Standard cost accounting

Standard cost accounting uses ratios called efficiencies that compare the labor and materials actually used to produce a good and those that the same goods would have required under "standard" conditions. As long as similar actual and standard conditions obtain, few problems arise. Unfortunately, standard cost accounting methods developed about 100 years ago, when labor comprised the most important cost in manufactured goods. Standard methods continue to emphasize labor efficiency.

Standard cost accounting can hurt managers, workers, and firms in several ways. For example, a policy decision to increase inventory can harm a manufacturing managers' performance evaluation. Increasing inventory requires increased production, which means that processes must operate at higher rates. When (not if) something goes wrong, the process takes longer and uses more than the standard labor time. The manager appears responsible for the excess, even though s/he has no control over the production requirement or the problem. Easy Excess (www.easy-xs.com ) is familiar with the demands plpaced on purchasing managers and can react to inventory excesses and return.

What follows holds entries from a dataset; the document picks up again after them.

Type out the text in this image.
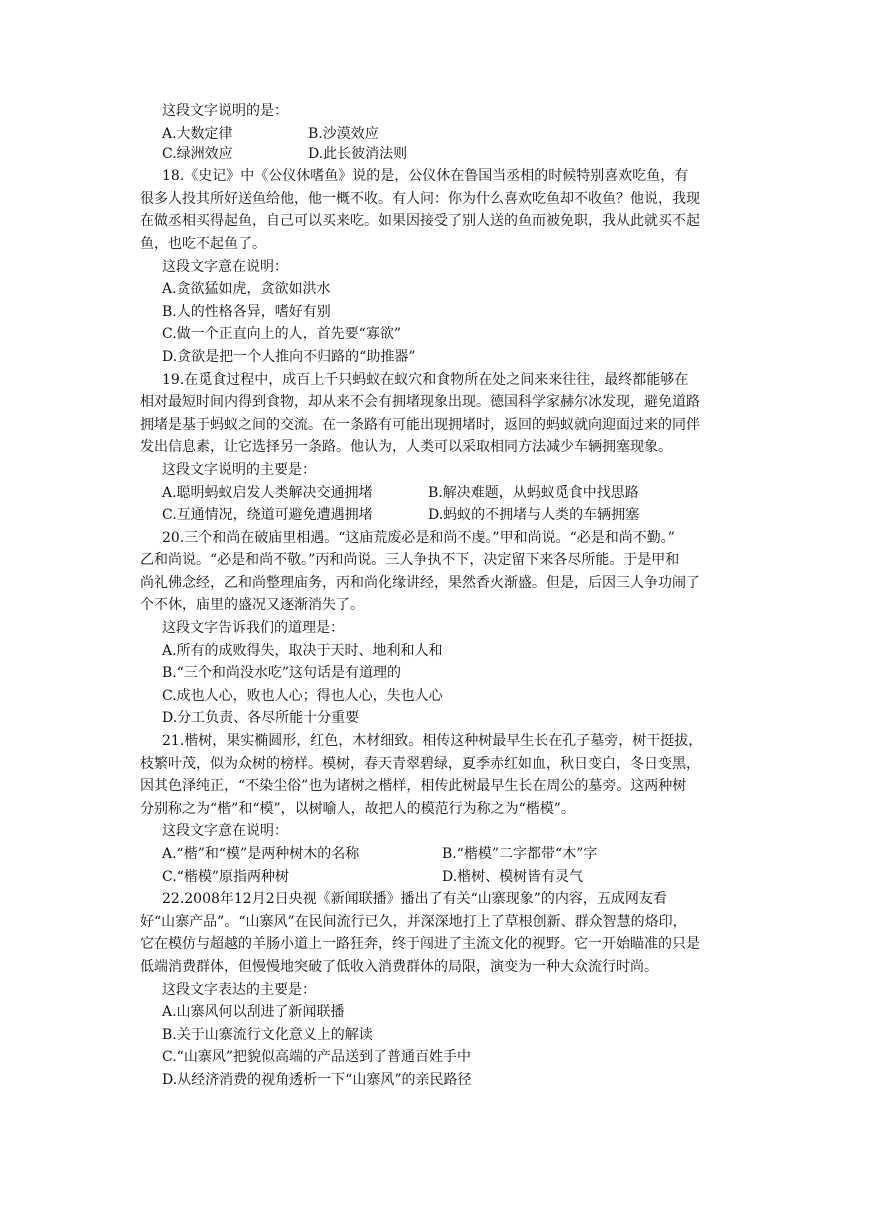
这段文字说明的是：
A.大数定律	B.沙漠效应
C.绿洲效应	D.此长彼消法则
18.《史记》中《公仪休嗜鱼》说的是，公仪休在鲁国当丞相的时候特别喜欢吃鱼，有
很多人投其所好送鱼给他，他一概不收。有人问：你为什么喜欢吃鱼却不收鱼？他说，我现
在做丞相买得起鱼，自己可以买来吃。如果因接受了别人送的鱼而被免职，我从此就买不起
鱼，也吃不起鱼了。
这段文字意在说明：
A.贪欲猛如虎，贪欲如洪水
B.人的性格各异，嗜好有别
C.做一个正直向上的人，首先要“寡欲”
D.贪欲是把一个人推向不归路的“助推器”
19.在觅食过程中，成百上千只蚂蚁在蚁穴和食物所在处之间来来往往，最终都能够在
相对最短时间内得到食物，却从来不会有拥堵现象出现。德国科学家赫尔冰发现，避免道路
拥堵是基于蚂蚁之间的交流。在一条路有可能出现拥堵时，返回的蚂蚁就向迎面过来的同伴
发出信息素，让它选择另一条路。他认为，人类可以采取相同方法减少车辆拥塞现象。
这段文字说明的主要是：
A.聪明蚂蚁启发人类解决交通拥堵	B.解决难题，从蚂蚁觅食中找思路
C.互通情况，绕道可避免遭遇拥堵	D.蚂蚁的不拥堵与人类的车辆拥塞
20.三个和尚在破庙里相遇。“这庙荒废必是和尚不虔。”甲和尚说。“必是和尚不勤。”
乙和尚说。“必是和尚不敬。”丙和尚说。三人争执不下，决定留下来各尽所能。于是甲和
尚礼佛念经，乙和尚整理庙务，丙和尚化缘讲经，果然香火渐盛。但是，后因三人争功闹了
个不休，庙里的盛况又逐渐消失了。
这段文字告诉我们的道理是：
A.所有的成败得失，取决于天时、地利和人和
B.“三个和尚没水吃”这句话是有道理的
C.成也人心，败也人心；得也人心，失也人心
D.分工负责、各尽所能十分重要
21.楷树，果实椭圆形，红色，木材细致。相传这种树最早生长在孔子墓旁，树干挺拔，
枝繁叶茂，似为众树的榜样。模树，春天青翠碧绿，夏季赤红如血，秋日变白，冬日变黑，
因其色泽纯正，“不染尘俗”也为诸树之楷样，相传此树最早生长在周公的墓旁。这两种树
分别称之为“楷”和“模”，以树喻人，故把人的模范行为称之为“楷模”。
这段文字意在说明：
A.“楷”和“模”是两种树木的名称	B.“楷模”二字都带“木”字
C.“楷模”原指两种树	D.楷树、模树皆有灵气
22.2008年12月2日央视《新闻联播》播出了有关“山寨现象”的内容，五成网友看
好“山寨产品”。“山寨风”在民间流行已久，并深深地打上了草根创新、群众智慧的烙印，
它在模仿与超越的羊肠小道上一路狂奔，终于闯进了主流文化的视野。它一开始瞄准的只是
低端消费群体，但慢慢地突破了低收入消费群体的局限，演变为一种大众流行时尚。
这段文字表达的主要是：
A.山寨风何以刮进了新闻联播
B.关于山寨流行文化意义上的解读
C.“山寨风”把貌似高端的产品送到了普通百姓手中
D.从经济消费的视角透析一下“山寨风”的亲民路径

In adverse economic times, firms use the same efficiencies to downsize, rightsize, or otherwise reduce their labor force. Workers laid off under those circumstances have even less control over excess inventory and cost efficiencies than their managers.

Many financial and cost accountants have agreed for many years on the desirability of replacing standard cost accounting. They have not, however, found a successor.

 

National accounts

Inventories also play an important role in national accounts and the analysis of the business cycle. Some short-term macroeconomic fluctuations are attributed to the inventory cycle.

Distressed inventory

Also known as distressed or expired stock, distressed inventory is inventory whose potential to be sold at a normal cost has or will soon pass. In certain industries it could also mean that the stock is or will soon be impossible to sell. It also includes computer or consumer-electronic equipment that is obsolescent or discontinued and whose manufacturer is unable to support it. Time is of the essence when identifing and re-selling excess.